Decisions & Decisioning
Beyond the Object: Rethinking Decisions as Flows
We often talk about decisions as if they are things—discrete, bounded objects that can be picked up, placed on a table, and examined. A decision is imagined like a pebble: you make it, you hold it, you put it down. Governance, in turn, is structured to treat decisions as such objects. Committees vote, boards pass resolutions, governments issue decrees—each treated as a clean, finished act.
But in reality, decisions are rarely objects. They are closer to streams and flows of intentionality. They emerge through dialogue, drift across conversations, shift as actors align or diverge. A decision is not made once; it is continuously made, remade, and unmade as contexts change and new information arrives. Even what looks like a single moment—a signature on a contract, a raised hand in a vote—is just a crystallisation of a longer, ongoing current.

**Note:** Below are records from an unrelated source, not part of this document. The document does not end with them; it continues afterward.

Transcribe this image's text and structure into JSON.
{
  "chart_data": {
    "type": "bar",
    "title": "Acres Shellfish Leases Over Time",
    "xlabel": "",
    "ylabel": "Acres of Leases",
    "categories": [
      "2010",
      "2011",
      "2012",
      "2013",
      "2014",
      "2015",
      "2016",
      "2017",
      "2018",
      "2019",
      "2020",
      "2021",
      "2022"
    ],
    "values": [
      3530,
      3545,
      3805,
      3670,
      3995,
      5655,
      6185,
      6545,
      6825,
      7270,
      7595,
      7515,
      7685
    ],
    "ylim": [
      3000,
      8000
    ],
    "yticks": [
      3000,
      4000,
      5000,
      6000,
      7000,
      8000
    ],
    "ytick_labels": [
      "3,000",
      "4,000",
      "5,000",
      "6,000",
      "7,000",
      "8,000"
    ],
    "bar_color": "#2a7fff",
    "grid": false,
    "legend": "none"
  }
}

This misframing matters. When governance is designed for objects of decision—things that can be cleanly captured, stored in minutes, or treated as binary votes—it obscures the deeper dynamics of how collective will actually takes shape. It rewards performance over process, outcomes over alignment, and snapshots over flows. It pushes us to tidy away the messy, recursive, lived reality of collective sense-making.
The consequences are familiar:
False closure — moments are declared as final decisions when in practice the flows keep moving, often underground.

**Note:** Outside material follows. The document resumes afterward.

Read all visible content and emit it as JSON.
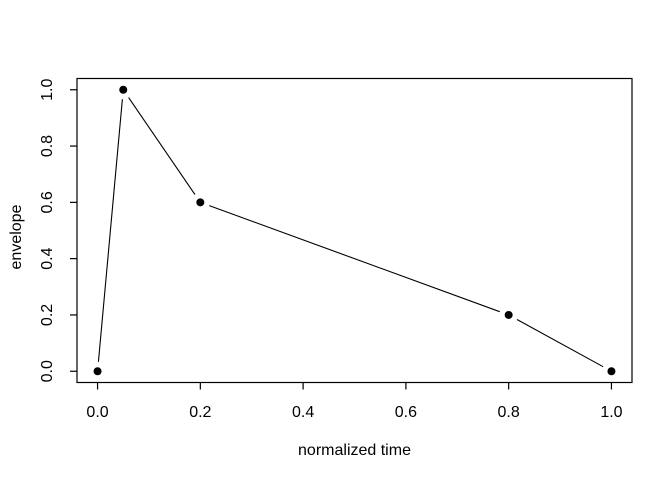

Legitimacy gaps — stakeholders excluded from the “object moment” find decisions illegitimate, even if they were participating in the longer flow.

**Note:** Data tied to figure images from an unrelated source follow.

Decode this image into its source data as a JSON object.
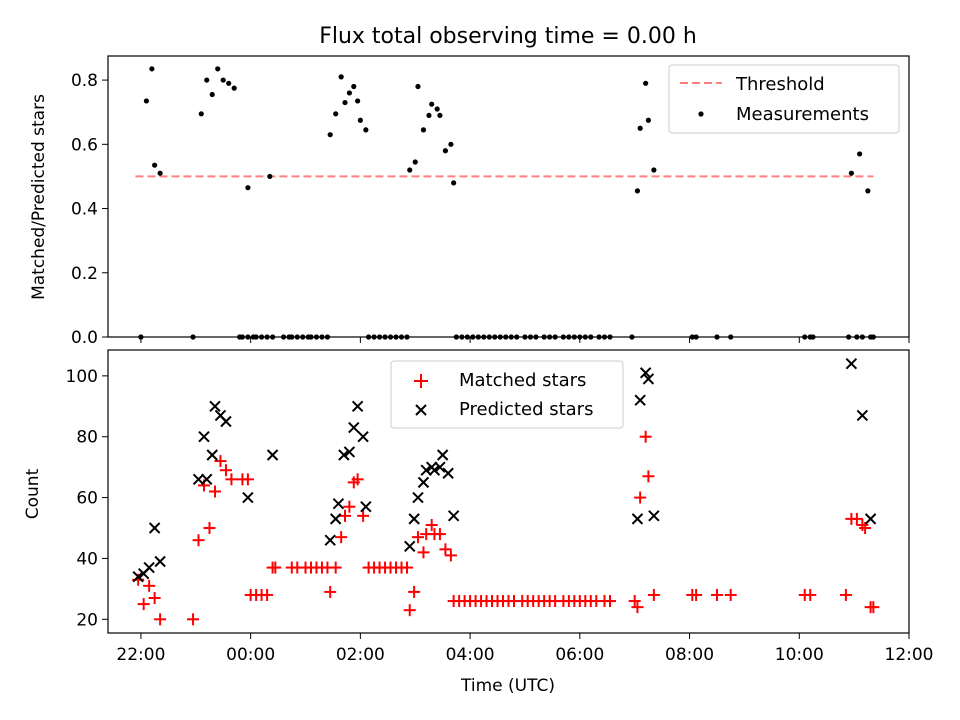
{
  "chart_data": [
    {
      "type": "scatter",
      "title": "Flux total observing time = 0.00 h",
      "xlabel": "",
      "ylabel": "Matched/Predicted stars",
      "xlim": [
        -2.6,
        12.0
      ],
      "ylim": [
        0,
        0.875
      ],
      "yticks": [
        0,
        0.2,
        0.4,
        0.6,
        0.8
      ],
      "ytick_labels": [
        "0.0",
        "0.2",
        "0.4",
        "0.6",
        "0.8"
      ],
      "legend_position": "top-right",
      "threshold": {
        "name": "Threshold",
        "value": 0.5,
        "x_range": [
          -2.1,
          11.35
        ],
        "color": "#ff7f7f"
      },
      "series": [
        {
          "name": "Measurements",
          "color": "#000000",
          "points": [
            [
              -2.0,
              0
            ],
            [
              -1.9,
              0.735
            ],
            [
              -1.8,
              0.835
            ],
            [
              -1.75,
              0.535
            ],
            [
              -1.65,
              0.51
            ],
            [
              -1.05,
              0
            ],
            [
              -0.9,
              0.695
            ],
            [
              -0.8,
              0.8
            ],
            [
              -0.7,
              0.755
            ],
            [
              -0.6,
              0.835
            ],
            [
              -0.5,
              0.8
            ],
            [
              -0.4,
              0.79
            ],
            [
              -0.3,
              0.775
            ],
            [
              -0.2,
              0
            ],
            [
              -0.15,
              0
            ],
            [
              -0.05,
              0
            ],
            [
              -0.05,
              0.465
            ],
            [
              0.05,
              0
            ],
            [
              0.1,
              0
            ],
            [
              0.2,
              0
            ],
            [
              0.3,
              0
            ],
            [
              0.35,
              0.5
            ],
            [
              0.4,
              0
            ],
            [
              0.6,
              0
            ],
            [
              0.7,
              0
            ],
            [
              0.75,
              0
            ],
            [
              0.85,
              0
            ],
            [
              0.95,
              0
            ],
            [
              1.05,
              0
            ],
            [
              1.1,
              0
            ],
            [
              1.2,
              0
            ],
            [
              1.3,
              0
            ],
            [
              1.4,
              0
            ],
            [
              1.45,
              0.63
            ],
            [
              1.55,
              0.695
            ],
            [
              1.65,
              0.81
            ],
            [
              1.72,
              0.73
            ],
            [
              1.8,
              0.76
            ],
            [
              1.88,
              0.78
            ],
            [
              1.95,
              0.735
            ],
            [
              2.0,
              0.675
            ],
            [
              2.1,
              0.645
            ],
            [
              2.15,
              0
            ],
            [
              2.25,
              0
            ],
            [
              2.35,
              0
            ],
            [
              2.45,
              0
            ],
            [
              2.55,
              0
            ],
            [
              2.65,
              0
            ],
            [
              2.75,
              0
            ],
            [
              2.85,
              0
            ],
            [
              2.9,
              0.52
            ],
            [
              3.0,
              0.545
            ],
            [
              3.05,
              0.78
            ],
            [
              3.15,
              0.645
            ],
            [
              3.25,
              0.69
            ],
            [
              3.3,
              0.725
            ],
            [
              3.4,
              0.71
            ],
            [
              3.45,
              0.69
            ],
            [
              3.55,
              0.58
            ],
            [
              3.65,
              0.6
            ],
            [
              3.7,
              0.48
            ],
            [
              3.75,
              0
            ],
            [
              3.85,
              0
            ],
            [
              3.95,
              0
            ],
            [
              4.05,
              0
            ],
            [
              4.15,
              0
            ],
            [
              4.25,
              0
            ],
            [
              4.35,
              0
            ],
            [
              4.45,
              0
            ],
            [
              4.55,
              0
            ],
            [
              4.65,
              0
            ],
            [
              4.75,
              0
            ],
            [
              4.85,
              0
            ],
            [
              5.0,
              0
            ],
            [
              5.1,
              0
            ],
            [
              5.2,
              0
            ],
            [
              5.35,
              0
            ],
            [
              5.45,
              0
            ],
            [
              5.55,
              0
            ],
            [
              5.7,
              0
            ],
            [
              5.8,
              0
            ],
            [
              5.9,
              0
            ],
            [
              6.0,
              0
            ],
            [
              6.1,
              0
            ],
            [
              6.2,
              0
            ],
            [
              6.35,
              0
            ],
            [
              6.45,
              0
            ],
            [
              6.55,
              0
            ],
            [
              6.95,
              0
            ],
            [
              7.05,
              0.455
            ],
            [
              7.1,
              0.65
            ],
            [
              7.2,
              0.79
            ],
            [
              7.25,
              0.675
            ],
            [
              7.35,
              0.52
            ],
            [
              8.05,
              0
            ],
            [
              8.12,
              0
            ],
            [
              8.5,
              0
            ],
            [
              8.75,
              0
            ],
            [
              10.1,
              0
            ],
            [
              10.2,
              0
            ],
            [
              10.25,
              0
            ],
            [
              10.9,
              0
            ],
            [
              10.95,
              0.51
            ],
            [
              11.05,
              0
            ],
            [
              11.15,
              0
            ],
            [
              11.1,
              0.57
            ],
            [
              11.25,
              0.455
            ],
            [
              11.3,
              0
            ],
            [
              11.35,
              0
            ]
          ]
        }
      ]
    },
    {
      "type": "scatter",
      "title": "",
      "xlabel": "Time (UTC)",
      "ylabel": "Count",
      "xlim": [
        -2.6,
        12.0
      ],
      "ylim": [
        15.5,
        108.5
      ],
      "xticks": [
        -2,
        0,
        2,
        4,
        6,
        8,
        10,
        12
      ],
      "xtick_labels": [
        "22:00",
        "00:00",
        "02:00",
        "04:00",
        "06:00",
        "08:00",
        "10:00",
        "12:00"
      ],
      "yticks": [
        20,
        40,
        60,
        80,
        100
      ],
      "ytick_labels": [
        "20",
        "40",
        "60",
        "80",
        "100"
      ],
      "legend_position": "top-center",
      "series": [
        {
          "name": "Matched stars",
          "color": "#ff0000",
          "marker": "+",
          "points": [
            [
              -2.05,
              33
            ],
            [
              -1.95,
              25
            ],
            [
              -1.85,
              31
            ],
            [
              -1.75,
              27
            ],
            [
              -1.65,
              20
            ],
            [
              -1.05,
              20
            ],
            [
              -0.95,
              46
            ],
            [
              -0.85,
              64
            ],
            [
              -0.75,
              50
            ],
            [
              -0.65,
              62
            ],
            [
              -0.55,
              72
            ],
            [
              -0.45,
              69
            ],
            [
              -0.35,
              66
            ],
            [
              -0.15,
              66
            ],
            [
              -0.05,
              66
            ],
            [
              0.0,
              28
            ],
            [
              0.1,
              28
            ],
            [
              0.2,
              28
            ],
            [
              0.3,
              28
            ],
            [
              0.4,
              37
            ],
            [
              0.45,
              37
            ],
            [
              0.75,
              37
            ],
            [
              0.85,
              37
            ],
            [
              1.0,
              37
            ],
            [
              1.1,
              37
            ],
            [
              1.2,
              37
            ],
            [
              1.3,
              37
            ],
            [
              1.4,
              37
            ],
            [
              1.45,
              29
            ],
            [
              1.55,
              37
            ],
            [
              1.65,
              47
            ],
            [
              1.72,
              54
            ],
            [
              1.8,
              57
            ],
            [
              1.88,
              65
            ],
            [
              1.95,
              66
            ],
            [
              2.05,
              54
            ],
            [
              2.15,
              37
            ],
            [
              2.25,
              37
            ],
            [
              2.35,
              37
            ],
            [
              2.45,
              37
            ],
            [
              2.55,
              37
            ],
            [
              2.65,
              37
            ],
            [
              2.75,
              37
            ],
            [
              2.85,
              37
            ],
            [
              2.9,
              23
            ],
            [
              2.98,
              29
            ],
            [
              3.05,
              47
            ],
            [
              3.15,
              42
            ],
            [
              3.2,
              48
            ],
            [
              3.3,
              51
            ],
            [
              3.35,
              48
            ],
            [
              3.45,
              48
            ],
            [
              3.55,
              43
            ],
            [
              3.65,
              41
            ],
            [
              3.7,
              26
            ],
            [
              3.8,
              26
            ],
            [
              3.9,
              26
            ],
            [
              4.0,
              26
            ],
            [
              4.1,
              26
            ],
            [
              4.2,
              26
            ],
            [
              4.3,
              26
            ],
            [
              4.4,
              26
            ],
            [
              4.5,
              26
            ],
            [
              4.6,
              26
            ],
            [
              4.7,
              26
            ],
            [
              4.8,
              26
            ],
            [
              4.95,
              26
            ],
            [
              5.05,
              26
            ],
            [
              5.15,
              26
            ],
            [
              5.25,
              26
            ],
            [
              5.35,
              26
            ],
            [
              5.45,
              26
            ],
            [
              5.55,
              26
            ],
            [
              5.7,
              26
            ],
            [
              5.8,
              26
            ],
            [
              5.9,
              26
            ],
            [
              6.0,
              26
            ],
            [
              6.1,
              26
            ],
            [
              6.2,
              26
            ],
            [
              6.3,
              26
            ],
            [
              6.45,
              26
            ],
            [
              6.55,
              26
            ],
            [
              7.0,
              26
            ],
            [
              7.05,
              24
            ],
            [
              7.1,
              60
            ],
            [
              7.2,
              80
            ],
            [
              7.25,
              67
            ],
            [
              7.35,
              28
            ],
            [
              8.05,
              28
            ],
            [
              8.12,
              28
            ],
            [
              8.5,
              28
            ],
            [
              8.75,
              28
            ],
            [
              10.1,
              28
            ],
            [
              10.2,
              28
            ],
            [
              10.85,
              28
            ],
            [
              10.95,
              53
            ],
            [
              11.05,
              53
            ],
            [
              11.15,
              51
            ],
            [
              11.2,
              50
            ],
            [
              11.3,
              24
            ],
            [
              11.35,
              24
            ]
          ]
        },
        {
          "name": "Predicted stars",
          "color": "#000000",
          "marker": "x",
          "points": [
            [
              -2.05,
              34
            ],
            [
              -1.95,
              35
            ],
            [
              -1.85,
              37
            ],
            [
              -1.75,
              50
            ],
            [
              -1.65,
              39
            ],
            [
              -0.95,
              66
            ],
            [
              -0.85,
              80
            ],
            [
              -0.8,
              66
            ],
            [
              -0.7,
              74
            ],
            [
              -0.65,
              90
            ],
            [
              -0.55,
              87
            ],
            [
              -0.45,
              85
            ],
            [
              -0.05,
              60
            ],
            [
              0.4,
              74
            ],
            [
              1.45,
              46
            ],
            [
              1.55,
              53
            ],
            [
              1.6,
              58
            ],
            [
              1.7,
              74
            ],
            [
              1.8,
              75
            ],
            [
              1.88,
              83
            ],
            [
              1.95,
              90
            ],
            [
              2.05,
              80
            ],
            [
              2.1,
              57
            ],
            [
              2.9,
              44
            ],
            [
              2.98,
              53
            ],
            [
              3.05,
              60
            ],
            [
              3.15,
              65
            ],
            [
              3.2,
              69
            ],
            [
              3.3,
              70
            ],
            [
              3.35,
              69
            ],
            [
              3.45,
              70
            ],
            [
              3.5,
              74
            ],
            [
              3.6,
              68
            ],
            [
              3.7,
              54
            ],
            [
              7.05,
              53
            ],
            [
              7.1,
              92
            ],
            [
              7.2,
              101
            ],
            [
              7.25,
              99
            ],
            [
              7.35,
              54
            ],
            [
              10.95,
              104
            ],
            [
              11.15,
              87
            ],
            [
              11.3,
              53
            ]
          ]
        }
      ]
    }
  ]
}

Rigidity — governance structures built around objects cannot flex as conditions shift, leaving decisions brittle in the face of complexity.
If we take decisions seriously as flows, a different image of governance emerges. Governance becomes less about objectifying moments and more about cultivating decision ecologies: infrastructures for alignment, dialogue, and iteration. The challenge is not to capture the decision but to hold the stream—to design ways of tending to evolving intentionality across time, across communities, across shifting contexts.
This is not an argument against moments of commitment. Contracts, resolutions, and votes remain necessary. But they should be seen as crystallisations within the flow, not as the decision itself. They are like ice forming on a river: temporary solidifications that both emerge from and shape the ongoing current.
What would governance look like if it were designed for flows rather than objects? Perhaps it would look more like:
Continuous feedback loops, not one-off consultations.
Rights of re-entry into dialogue, not once-and-for-all closures.
Rituals of recommitment, where alignment is renewed rather than assumed.
Spaces of sense-making that precede and persist beyond formal acts.
In a world defined by volatility, interdependence, and cascading risks, the governance of objects leaves us stranded. The governance of flows may be our only route to coherence

We can never escape this particle and wave nature of everything! Unfortunately we end up bad at both sides of the story, and the one we ignore most probably defines us. If we are always trying to navigate the flow, we will struggle to make the solid decisions well because we're afraid of the act of power they involve. If we obsess over the objects, the flow and the shadow will be what actually makes it all happen
The fallacy of misplaced concreteness is rife. No doubt about it. Thanks for holding the tension that must be held here. Because of course, decisions are a kind of evolutionary process (thinking of evolution in its broader cosmological sense), where said processes fork and branch and entangle (every decision point is really just part of a process that’s a little more mysterious, ‘warm’ (in the bateseon sense) and complex than we care to admit) in dynamic relation.